Word clouds of case study II

Figure 6e with topic Nutritional facts covers topic words related to the nutritional facts of organic food such as their caloric values, fibre content, protein content, and fat content. The next topic Fresh products in Fig. 6f talks about the freshness factor in organic buying. The last two topics of Organic gardening in Fig. 6g and Organic farming in Fig. 6h discuss which plants are suitable for organic gardening and sustainable organic farming with natural fertilizer and fewer pesticides.

Conclusion

This paper proposes an accurate topic modelling algorithm for short texts, to deal with higher dimensionality and associated extreme sparseness in the short-text representation. We identified that traditional topic modelling methods face challenges in handling higher feature dimensions in text data. Additionally, probabilistic topic modelling methods fail in probability estimation for short texts due to their lack of word co-occurrence. This issue leads to an information loss in dimensionality reduction-based methods such as NMF. As a solution, we introduced a novel topic modelling algorithm called NaNMF, which was inspired by the conjecture that assistance-based NMF methods can outperform existing standard methods for short-text topic modelling. We leveraged neighbourhood-based information to compensate for the information loss happening in NMF during the higher-to-lower-dimensional approximation process.

In summary, the proposed model successfully uses document–document similarity information which is calculated using the Jaccard similarity coefficient to provide neighbourhood-based assistance to the model. An extensive experimental study has been conducted with both qualitative and quantitative evaluation. The performance against existing state-of-the-art methods on three real twitter data sets illustrates that NaNMF outperforms other methods with higher accuracy and topic coherence. Also, case study analysis using data sets crawled from Twitter API shows its potential in identifying meaningful topic clusters for real-world short-text data.
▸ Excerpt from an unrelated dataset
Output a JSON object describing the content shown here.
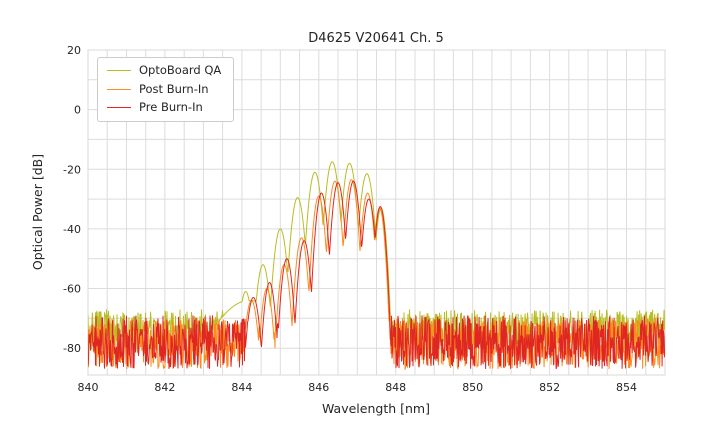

This article presents substantial work in the area of short-text topic modelling. However, identifying topic distribution over a tweet is important for trend detection. Therefore, future directions focus on inter-topic modelling and finding topics for an individual tweet. Also in the future, we will explore how to efficiently combine semantic information with the neighbourhood concept in short-text topic modelling.